Thursday, 26 May 2011

5th February, 2010

It is only gradually, after joining a new company, that some of the most fundamental differences between an organisation dawn on one. At CLSA my desk neighbours were two crusty old soaks with a combined age of something like 99 years if I’m being charitable. If ever we did talk to one another we either couldn’t hear what the other was saying, we fell asleep mid sentence or if we did indeed manage to converse it would be about vital topics such as the 2008 vintage in Bordeaux or the damage Gordon Brown was doing to the economy. Here at Nomura the combined age of the two people on either side of me is marginally shy of even just one of my former colleagues and what fun it is as a consequence. I am always fully furnished with stuff such as the latest jokes about John Terry, my clothes sense is being brushed up and what’s more they are both extremely good brokers so there is hope for me yet on that score. The only trouble is when one of them asks me what I have got planned for the weekend. How can I possibly tell them that I am off to watch Alvin and the Chipmunks – the Squeakquel this evening?

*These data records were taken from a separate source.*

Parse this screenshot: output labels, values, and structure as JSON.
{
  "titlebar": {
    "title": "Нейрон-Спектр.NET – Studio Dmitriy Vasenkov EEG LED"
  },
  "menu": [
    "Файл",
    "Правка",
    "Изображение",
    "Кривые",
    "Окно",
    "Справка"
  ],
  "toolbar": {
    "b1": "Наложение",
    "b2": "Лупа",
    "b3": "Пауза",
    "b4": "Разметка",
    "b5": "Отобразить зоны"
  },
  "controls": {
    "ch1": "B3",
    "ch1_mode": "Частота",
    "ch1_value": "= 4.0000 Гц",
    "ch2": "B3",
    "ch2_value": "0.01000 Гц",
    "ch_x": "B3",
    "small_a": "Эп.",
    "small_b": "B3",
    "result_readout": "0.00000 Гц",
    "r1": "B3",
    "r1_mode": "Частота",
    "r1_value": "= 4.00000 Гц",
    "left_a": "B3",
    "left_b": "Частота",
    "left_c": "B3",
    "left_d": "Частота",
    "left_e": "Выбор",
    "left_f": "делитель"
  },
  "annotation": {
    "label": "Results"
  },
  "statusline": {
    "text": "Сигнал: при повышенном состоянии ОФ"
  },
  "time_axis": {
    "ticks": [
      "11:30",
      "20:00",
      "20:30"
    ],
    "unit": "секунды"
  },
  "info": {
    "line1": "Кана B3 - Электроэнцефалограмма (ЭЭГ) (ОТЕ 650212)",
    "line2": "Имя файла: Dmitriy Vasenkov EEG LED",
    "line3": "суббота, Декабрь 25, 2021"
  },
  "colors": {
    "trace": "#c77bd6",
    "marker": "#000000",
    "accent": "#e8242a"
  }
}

Talking of squeaking, my muntjac story predictably turned a few stomachs last week, but honestly, the spare ribs really were delicious.
Moving swiftly on I can’t keep Hen out of the spotlight these days. I am used to her antics and the whacky things that happen to her but this one even surprised me. It turns out that when most of her contemparies are knocking a hockey ball about or running on a treadmill in the gym she spends Thursday afternoons working in a charity shop down some dodgy backstreet in Rugby – probably the one where she was caught smoking when the police studied CCTV footage as they investigated events leading up to a most unfortunate scrap she was involved in with some local youths. Her new best friend apparently is a con-man who is currently serving time in a nearby open prison and and is also released from an institution on Thursdays to lend a hand in the shop and give something back to the local community. Sweet. An unlikely tale, but true.